We do try to follow the Internet model in terms of the breadth and depth of the variety of things we cover, rather than trying to make any kind of editorial or curatorial stances in terms of what we collect.
Q. Would you say the library is like a living Internet?
A. Yes, in a lot of ways. As I’ve grown with the project, and as loose as it is, and with as many problems as that’s caused, it’s allowed the project to work extremely well. We’ve come a long way in terms of our mission and who we serve and the best ways to serve them. It is much more driven by the theory of technology that it was in 2006.
Ideally, I’d like to see more of these local libraries created. I’m moving to Los Angeles next year and I’m starting one there. And if we can multiple ones going around the United States, you’ll be able to look very deeply into different regions and different community. We may aggregate through traveling exhibitions and research to show how movements have developed at a grassroots level, because we have all this stuff that would have otherwise thrown away.
Q. Can you give some examples of the kind of work you have in the library right now?
A. We have issues of the Chicago Review, the Journal of Ordinary Thought from the Neighborhood Writing Alliance, Fractal Edge Press, Poetry Magazine, Punk Planet – those are the kinds of things we have that people may of heard of.
In the middle realm of obscurity, we have zines from the 1980s that were made by people who are very successful writers now or critics.
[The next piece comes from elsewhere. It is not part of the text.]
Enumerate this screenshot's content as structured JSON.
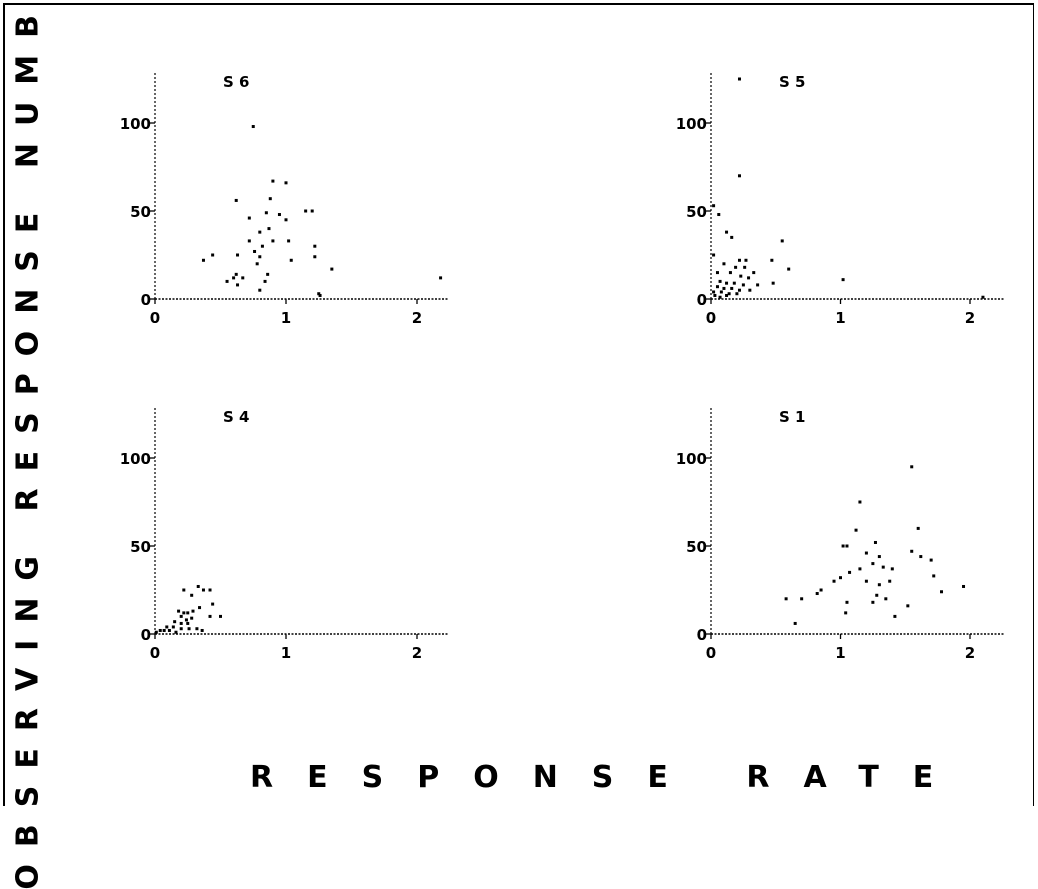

We have a lot of In These Times, Venus, Dumpster Land, Trading Punches with Grandma, zines that people of a certain generation from Chicago would know. We’ve got books of poetry, handmade art books, things made in small numbers where one or two copies exist. What binds it all together is its all Chicago specific.
We’re open 1-5 p.m. Saturdays at this point, but we do take appointments.
We’re starting to do a lot more events now. We do a series called Orphan Works were we have people who aren’t writers – musicians, film maker, sound artist, graphic designers, visual artist – we have them reinterpret works from our collection. It gets them into a wider audience and shows that (the library) is not just a repository, but it can be even more of a living organism and encourage the production of new works. For something like that we bring out a “pop-out” library to the event so people can actually see it and lay their hands on it. We’re looking to start doing that at other events – for instance, someone who is giving a lecture on some sort of Chicago history – we can come and bring a series of books that relate to that and expand on what’s being discussed as a resource.
Q. Are you expecting a good turnout for Science of Obscurity tonight?
A. We are expecting a big turnout. I’m really keeping my fingers crossed because it was a combination of four different ideas we had for events. We have people participating all over the map. It’s a great way to do a literary event that’s more inclusive. We have a lot of people from the performance community or art community.
Q. How are you actually going to launch the books?
A. On a trebuchet. It’s going to be outside, and at the end of the night we’re shredding everyone’s rejection letters and we’re going to ball them up and launch them down the street as well. I’m really looking forward to it.